Review title
Natural language processing (NLP) of radiology reports from 2015-2019: a systematic review
Anticipated or actual start date
Anticipated completion date
Named contact
Organisational affiliation of the review
Review team members and their organisational affiliations
Funding sources/sponsors
The Alan Turing Institute
Review question
(1)What methods are used in natural language processing of radiology reports?
(2)Has the use of these methods changed over between 2015 and 2019?
(3)What are the clinical applications of these natural language processing methods?
(4)Are datasets and codes of natural language processing available in published studies 2015-2019?
Searches
We developed an automated search strategy in Google Scholar with additional metadata collected from crossref, pubmed, semantic scholar, arxiv and unpaywall. Search terms include ("radiology" OR "radiologist") AND ("natural language" OR "text mining" OR "information extraction" OR "document classification" OR "word2vec") NOT patient. Citations retrieved underwent a snowballing process whereby a reference list of the previous systematic review (Pons et al) is also included. We then applied an automatic exclusion of citations if the citation is: (1) non-English; (2) a patent document; (3) published before 2015; (4) a review article; (5) about radiology images only rather than reports;(6) not relating to radiology; (7) not natural language processing; (8) not available in full text; (9) duplicates; (10) reviews, conference abstracts, comments, or editorials; and (11) case reports.

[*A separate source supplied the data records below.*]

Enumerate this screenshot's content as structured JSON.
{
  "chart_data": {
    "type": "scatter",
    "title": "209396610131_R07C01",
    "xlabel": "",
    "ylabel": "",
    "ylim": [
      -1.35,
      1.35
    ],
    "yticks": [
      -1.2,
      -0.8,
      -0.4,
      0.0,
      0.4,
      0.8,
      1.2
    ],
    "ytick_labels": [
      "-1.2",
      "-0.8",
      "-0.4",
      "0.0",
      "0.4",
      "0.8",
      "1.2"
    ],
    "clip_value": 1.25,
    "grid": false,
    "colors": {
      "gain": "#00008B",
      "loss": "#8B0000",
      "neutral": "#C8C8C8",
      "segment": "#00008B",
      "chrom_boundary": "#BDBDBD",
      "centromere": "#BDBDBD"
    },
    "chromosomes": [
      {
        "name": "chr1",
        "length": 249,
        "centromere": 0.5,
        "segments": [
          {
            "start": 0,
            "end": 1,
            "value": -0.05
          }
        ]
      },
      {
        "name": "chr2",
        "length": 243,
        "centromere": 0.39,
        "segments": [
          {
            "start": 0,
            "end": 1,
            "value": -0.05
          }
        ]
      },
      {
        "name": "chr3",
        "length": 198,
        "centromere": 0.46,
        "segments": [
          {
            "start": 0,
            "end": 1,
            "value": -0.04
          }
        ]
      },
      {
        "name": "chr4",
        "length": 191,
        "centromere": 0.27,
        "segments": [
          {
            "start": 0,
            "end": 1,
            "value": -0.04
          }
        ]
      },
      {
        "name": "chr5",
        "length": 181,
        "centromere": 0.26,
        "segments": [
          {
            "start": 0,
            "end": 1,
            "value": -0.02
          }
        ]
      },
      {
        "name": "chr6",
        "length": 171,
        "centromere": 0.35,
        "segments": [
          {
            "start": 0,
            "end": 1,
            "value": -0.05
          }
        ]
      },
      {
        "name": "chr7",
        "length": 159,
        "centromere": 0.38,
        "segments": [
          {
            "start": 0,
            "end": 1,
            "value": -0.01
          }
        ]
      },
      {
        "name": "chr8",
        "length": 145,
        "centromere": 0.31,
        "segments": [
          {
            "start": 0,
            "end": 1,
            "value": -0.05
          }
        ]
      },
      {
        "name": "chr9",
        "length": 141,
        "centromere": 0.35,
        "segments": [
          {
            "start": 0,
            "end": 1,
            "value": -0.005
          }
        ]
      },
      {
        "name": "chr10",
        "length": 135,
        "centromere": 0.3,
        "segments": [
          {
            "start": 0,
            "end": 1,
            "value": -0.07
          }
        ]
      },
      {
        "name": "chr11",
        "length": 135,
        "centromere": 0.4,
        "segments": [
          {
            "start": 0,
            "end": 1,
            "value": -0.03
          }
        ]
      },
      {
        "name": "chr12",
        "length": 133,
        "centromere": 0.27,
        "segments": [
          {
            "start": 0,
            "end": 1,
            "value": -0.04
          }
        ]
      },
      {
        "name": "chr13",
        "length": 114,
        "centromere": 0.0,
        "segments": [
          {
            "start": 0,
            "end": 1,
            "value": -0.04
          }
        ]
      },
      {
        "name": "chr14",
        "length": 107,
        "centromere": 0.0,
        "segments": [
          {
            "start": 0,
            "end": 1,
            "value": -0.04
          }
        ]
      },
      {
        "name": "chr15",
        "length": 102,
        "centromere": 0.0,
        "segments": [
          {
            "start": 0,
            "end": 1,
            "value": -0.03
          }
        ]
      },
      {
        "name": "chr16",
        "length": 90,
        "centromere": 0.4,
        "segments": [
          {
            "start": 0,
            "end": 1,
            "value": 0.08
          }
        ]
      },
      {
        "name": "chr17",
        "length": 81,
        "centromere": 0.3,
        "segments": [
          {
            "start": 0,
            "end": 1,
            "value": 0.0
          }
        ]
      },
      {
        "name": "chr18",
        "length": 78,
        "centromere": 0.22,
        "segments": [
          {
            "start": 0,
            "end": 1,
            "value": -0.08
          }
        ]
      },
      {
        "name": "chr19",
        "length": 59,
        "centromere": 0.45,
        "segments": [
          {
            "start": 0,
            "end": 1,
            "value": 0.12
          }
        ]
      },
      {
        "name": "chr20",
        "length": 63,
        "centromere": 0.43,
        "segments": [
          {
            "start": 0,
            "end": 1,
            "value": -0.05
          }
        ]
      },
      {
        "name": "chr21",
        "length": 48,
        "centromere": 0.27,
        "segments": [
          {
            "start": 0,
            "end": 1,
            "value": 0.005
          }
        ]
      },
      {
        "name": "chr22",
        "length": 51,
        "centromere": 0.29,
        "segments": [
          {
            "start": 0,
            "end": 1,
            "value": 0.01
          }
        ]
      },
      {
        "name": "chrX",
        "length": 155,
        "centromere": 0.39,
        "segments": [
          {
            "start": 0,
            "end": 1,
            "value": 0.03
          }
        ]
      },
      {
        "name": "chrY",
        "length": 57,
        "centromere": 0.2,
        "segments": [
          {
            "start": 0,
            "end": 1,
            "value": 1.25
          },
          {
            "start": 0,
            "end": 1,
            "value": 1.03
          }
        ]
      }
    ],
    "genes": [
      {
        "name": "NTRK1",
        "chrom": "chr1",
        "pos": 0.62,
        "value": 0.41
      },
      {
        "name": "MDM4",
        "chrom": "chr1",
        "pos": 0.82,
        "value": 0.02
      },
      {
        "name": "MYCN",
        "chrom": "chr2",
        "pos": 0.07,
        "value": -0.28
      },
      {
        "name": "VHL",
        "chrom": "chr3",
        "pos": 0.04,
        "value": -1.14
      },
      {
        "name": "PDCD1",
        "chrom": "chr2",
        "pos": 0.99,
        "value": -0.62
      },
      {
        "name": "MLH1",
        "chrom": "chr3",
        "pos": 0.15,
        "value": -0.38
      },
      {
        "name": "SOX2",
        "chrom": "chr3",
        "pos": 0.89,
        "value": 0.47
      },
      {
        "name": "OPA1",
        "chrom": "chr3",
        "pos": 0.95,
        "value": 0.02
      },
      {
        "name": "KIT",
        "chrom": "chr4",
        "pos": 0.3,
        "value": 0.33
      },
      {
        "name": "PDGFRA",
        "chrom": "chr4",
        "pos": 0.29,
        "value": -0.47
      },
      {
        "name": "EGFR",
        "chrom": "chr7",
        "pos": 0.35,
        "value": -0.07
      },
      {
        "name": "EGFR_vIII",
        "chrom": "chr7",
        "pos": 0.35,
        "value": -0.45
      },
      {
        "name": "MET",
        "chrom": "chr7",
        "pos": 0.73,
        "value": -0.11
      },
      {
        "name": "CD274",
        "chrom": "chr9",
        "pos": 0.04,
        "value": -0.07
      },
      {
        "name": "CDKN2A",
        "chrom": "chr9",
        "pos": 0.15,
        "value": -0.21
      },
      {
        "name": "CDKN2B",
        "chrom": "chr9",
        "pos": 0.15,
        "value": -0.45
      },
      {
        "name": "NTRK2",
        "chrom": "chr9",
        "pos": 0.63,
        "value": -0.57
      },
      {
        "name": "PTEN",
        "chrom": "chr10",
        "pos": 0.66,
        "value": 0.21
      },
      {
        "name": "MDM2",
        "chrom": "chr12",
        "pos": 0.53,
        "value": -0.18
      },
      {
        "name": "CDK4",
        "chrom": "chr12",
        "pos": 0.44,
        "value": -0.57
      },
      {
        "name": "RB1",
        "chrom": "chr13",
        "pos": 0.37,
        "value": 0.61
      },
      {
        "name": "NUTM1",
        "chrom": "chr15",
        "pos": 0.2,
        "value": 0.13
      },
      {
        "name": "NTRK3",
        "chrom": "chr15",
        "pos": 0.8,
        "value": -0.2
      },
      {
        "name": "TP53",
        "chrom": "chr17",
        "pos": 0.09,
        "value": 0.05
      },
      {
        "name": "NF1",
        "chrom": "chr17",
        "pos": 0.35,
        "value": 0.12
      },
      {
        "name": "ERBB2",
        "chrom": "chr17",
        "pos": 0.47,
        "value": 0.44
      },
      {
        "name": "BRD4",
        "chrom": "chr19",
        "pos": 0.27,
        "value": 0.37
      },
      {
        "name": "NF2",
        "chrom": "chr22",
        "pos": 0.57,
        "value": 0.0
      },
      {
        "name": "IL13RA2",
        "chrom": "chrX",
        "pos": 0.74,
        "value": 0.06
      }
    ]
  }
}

Condition or domain being studied
Natural language processing of radiology reports
Participants/population
Patients who underwent any radiological investigation from which a report was generated. We exclude studies of patients in whom radiological images were analysed without radiology reports.
Interventions, exposures
Comparators/control
There are two main groups of comparators. Studies may compare their NLP systems with expert annotated radiology reports or may compare it with another NLP systems. We anticipate some studies comparing several NLP systems or in combination with expert-annotated reports. Expert-annotated reports would be considered the control.
Types of study to be included
We include cross-sectional studies where a corpus of radiology reports was annotated and/or analysed. Studies that adopted a pseudo-case-control where they included radiology reports from patients with or without a disease of interest are included. We also include cohort studies where outputs from text analytic systems were used as exposures/outcomes.
We exclude a study if it is: (1) a case report; (2) published before 2015; (3) in language other than English; (4) relating to radiology images only; (5) a review/conference abstract/comments/editorial; (6) not reporting descriptive/outcomes of interest; (7) not relating to radiology report; (8) not using natural language processing methods; (9) not available in full text; (10) duplications.
Main outcomes
The main outcome is the performance of the NLP being used to perform the designated task. However, this
may not be applicable to studies that used NLP for cohort selection in epidemiological studies.
Measures of effect
The main outcomes are the precision (positive predictive value), recall (sensitivity), and F1 score (the harmonic mean of precision and recall) associated with the NLP being used to perform the designated task (where applicable).
Additional outcomes
Measures of effect
Data extraction
Three reviewers screened all titles and abstracts of potentially eligible studies from the search strategy using Rayyan online platform. We discussed and resolved citations where two reviewers excluded it and one reviewer included it. All other citations were included for full eligibility assessment. A team of six reviewers assessed eligibility of the resulting citations with each study. We plan to double-review the included studies. We use a pre-specified data collection tool for recording eligibility assessment outcomes.
Data items extracted from studies include: study primary objective, data source(s), study period, language of radiology reports, anatomical region, imaging modality, disease area, size of dataset, annotated set size, training set size, validation set size, test set size, external validation performed, domain expert used, number of annotators, inter-annotator agreement, natural language processing technique(s) used, best reported recall, best reported precision, best reported F1 score, availability of dataset, and availability of code. Data extraction is performed by two reviewers independently. Recording of data extraction is done through a shared data collection tool. Any disagreement will be resolved by discussion during 2-weekly review team meeting.
Risk of bias (quality) assessment
There is currently no risk of bias tools applicable to the anticipated heterogeneous types of studies in this review. However, we adopted aspects of the ROBINS-E tool to assess epidemiological aspects of the studies, where appropriate. Risk of bias measures relating to technical aspects were developed by the review team who has considerable knowledge on text analytic methods.
Strategy for data synthesis
Our objective is to provide descriptive data. We do not plan to summarise data using meta-analysis because of the anticipated heterogeneous study design, objectives, natural language processing techniques, and reported outcomes.
Analysis of subgroups or subsets
We will report descriptive statistics stratified by disease areas, NLP techniques, and year of publication. No meta-analysis will be performed.